There's just one problem with this story.
It is not true.
Last year, insurers announced massive rate hikes, as they did the year before, and the year before that. Yet that was when nobody had a reason to think ObamaCare's future was in doubt. So why, defenders of ObamaCare should be asked, are the double-digit rate hikes this year suddenly the result of "uncertainty"?
More important, however, is the fact that insurers aren't citing this supposed "uncertainty" in their rate requests.
We dug out the filings that insurance companies have made in Connecticut, Maryland and Virginia.
What insurers are saying is that the ObamaCare markets are continuing to deteriorate, as they have for years, with mostly older and sicker people signing up, while the young and healthy avoid ObamaCare's overpriced coverage. The result is a sicker insurance pool that requires higher premiums to cover, which then drives out more young and healthy people, setting off another round of rate hikes.

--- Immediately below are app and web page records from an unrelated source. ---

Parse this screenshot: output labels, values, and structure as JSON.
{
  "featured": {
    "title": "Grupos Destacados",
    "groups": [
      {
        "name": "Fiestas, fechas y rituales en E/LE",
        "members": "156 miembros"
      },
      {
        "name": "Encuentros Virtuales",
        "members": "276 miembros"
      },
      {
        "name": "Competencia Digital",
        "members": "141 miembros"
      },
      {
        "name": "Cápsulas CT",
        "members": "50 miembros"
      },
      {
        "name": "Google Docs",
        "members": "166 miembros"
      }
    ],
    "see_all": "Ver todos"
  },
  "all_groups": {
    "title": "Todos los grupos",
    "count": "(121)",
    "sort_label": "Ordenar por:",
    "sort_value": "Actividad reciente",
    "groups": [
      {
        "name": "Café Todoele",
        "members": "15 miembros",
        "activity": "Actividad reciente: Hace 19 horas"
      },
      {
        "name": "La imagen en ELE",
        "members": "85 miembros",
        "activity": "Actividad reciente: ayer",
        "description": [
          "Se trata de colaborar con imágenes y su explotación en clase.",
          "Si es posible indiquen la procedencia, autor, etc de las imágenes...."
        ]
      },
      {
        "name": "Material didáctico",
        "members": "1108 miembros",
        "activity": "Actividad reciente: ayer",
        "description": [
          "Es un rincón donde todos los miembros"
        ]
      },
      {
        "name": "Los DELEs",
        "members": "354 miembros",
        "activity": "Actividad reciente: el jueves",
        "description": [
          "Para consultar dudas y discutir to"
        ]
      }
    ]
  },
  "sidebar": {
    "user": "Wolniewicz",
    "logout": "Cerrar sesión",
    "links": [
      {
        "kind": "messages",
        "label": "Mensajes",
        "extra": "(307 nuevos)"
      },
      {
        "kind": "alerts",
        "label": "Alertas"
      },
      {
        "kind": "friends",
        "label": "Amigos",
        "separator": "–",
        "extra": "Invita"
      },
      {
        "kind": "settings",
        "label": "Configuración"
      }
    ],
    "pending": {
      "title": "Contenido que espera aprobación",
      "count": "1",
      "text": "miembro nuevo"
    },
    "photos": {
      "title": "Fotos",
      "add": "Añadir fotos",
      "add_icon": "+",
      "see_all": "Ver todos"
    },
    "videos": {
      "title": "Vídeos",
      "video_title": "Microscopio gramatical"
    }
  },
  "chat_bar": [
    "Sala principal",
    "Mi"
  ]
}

Here's what Anthem said in its Virginia filing to explain why it wants premium hikes averaging 38% there: "We have continued to experience increased benefit costs for individual ACA-compliant products, and this reality is reflected in our filed rate adjustment."
It goes on to say that "we are also forecasting an acceleration of the current trend where individuals with greater health care needs are more likely to keep their coverage in a guaranteed issue market with rating constraints and an individual mandate penalty that is far smaller than the cost of coverage for most individuals."

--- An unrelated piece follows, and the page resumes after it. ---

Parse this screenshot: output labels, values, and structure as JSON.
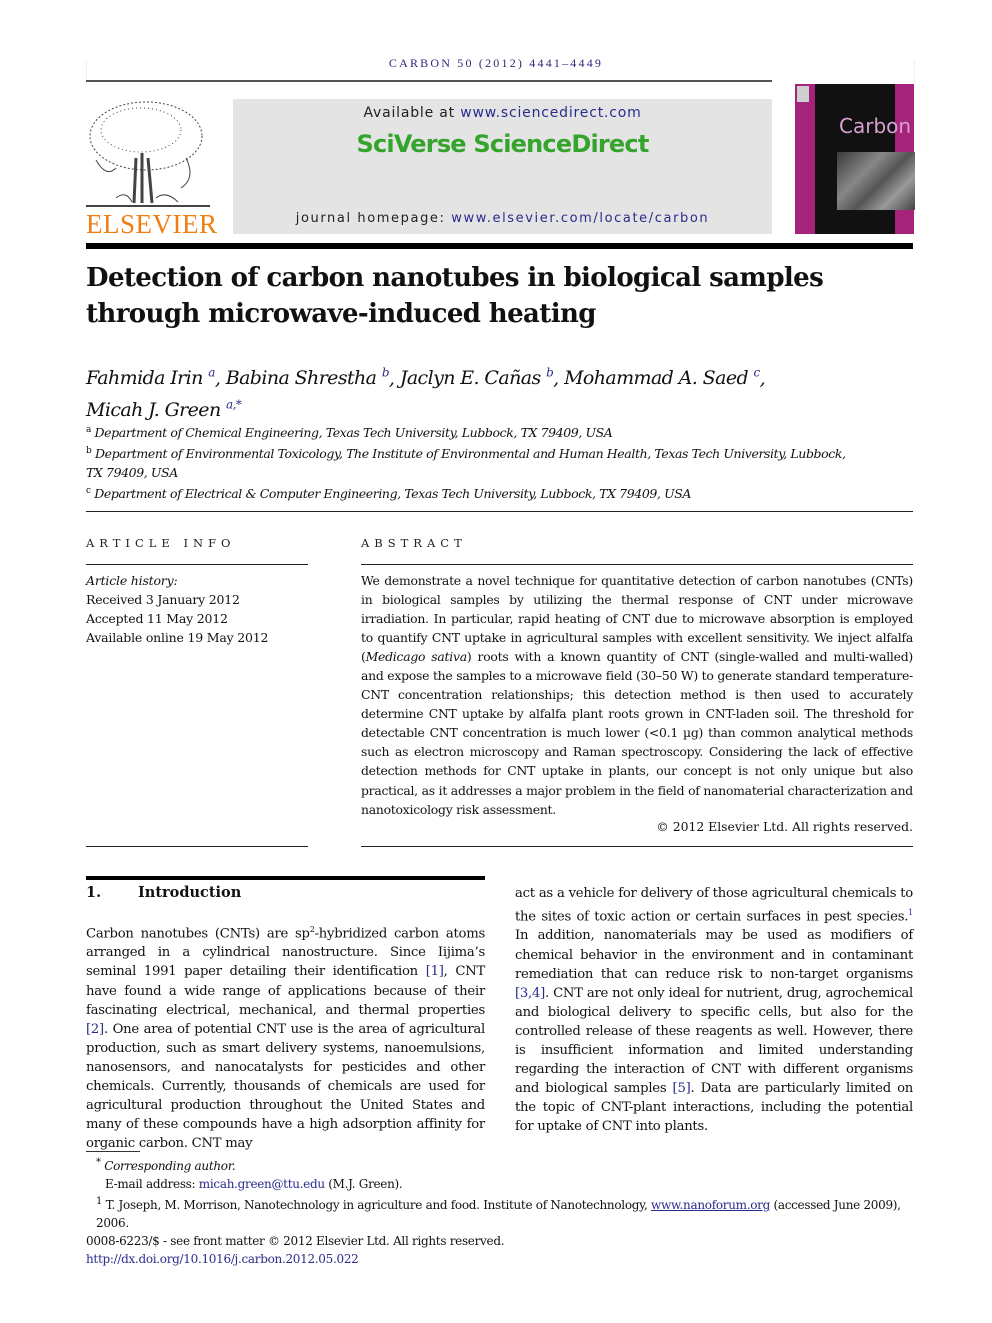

In Connecticut, where Anthem wants a 34% increase, it said that costs in the ObamaCare market have "continued to outpace premium increases."
To justify its 37% rate hike to Maryland regulators, Cigna said the main drivers are "underlying claim costs (that) are expected to increase," and the fact that the risk pool in Maryland "was more adverse than assumed in the current rates."
Kaiser told Maryland that its 18% rate hike is "primarily driven by the claims experience, ... medical inflation, taxes and fees imposed on the issuer."
ConnectiCare said it was basing its 15.2% rate hike on "increasing medical costs and greater demand for medical services." It also noted that nothing about the ObamaCare law would change for next year.
The CEO of CareFirst told the Washington Post that his company is jacking up premiums 52% in Maryland because "the pool of beneficiaries is becoming sicker, in part because healthier people are not coming in at the same level we hoped." He said its proposed rate increase assumed that Congress doesn't change anything about ObamaCare's cost-sharing subsidies.
There's one other factor driving premiums up in 2018 that Democrats and their friends in the media are ignoring. That's the return of the Health Insurance Tax, a $14 billion nondeductible sales tax charged to insurers.
Congress suspended the tax for 2017 in hopes that it would keep premium hikes low that year. That didn't work, of course, but now the tax is coming back for 2018, and every insurance filing we examined cites it as an important contributor to their proposed hikes.
Notice what's missing here. While some mention regulatory uncertainty, they are not blaming it for the magnitude of the rate hikes they're proposing.
The rate filings all assume, for example, that ObamaCare's "cost reduction subsidies" are paid in full next year. Trump had threatened at one point not to cover those costs.
In fact, in some ways Trump has worked to stabilize the ObamaCare markets, which Anthem notes in its Virginia filing, citing "helpful regulatory improvements" as a mitigating factor. Nevertheless, Anthem says, these improvements aren't enough to overcome the fact that costs "continue to outpace premiums on a large scale."
The inconvenient truth for Democrats is that ObamaCare is failing, and will continue to fail no matter what the GOP does. It is unsustainable and must be replaced. If Democrats wanted to act like mature adults, instead of petty partisans, they'd be as eager to find a replacement for ObamaCare as the GOP is.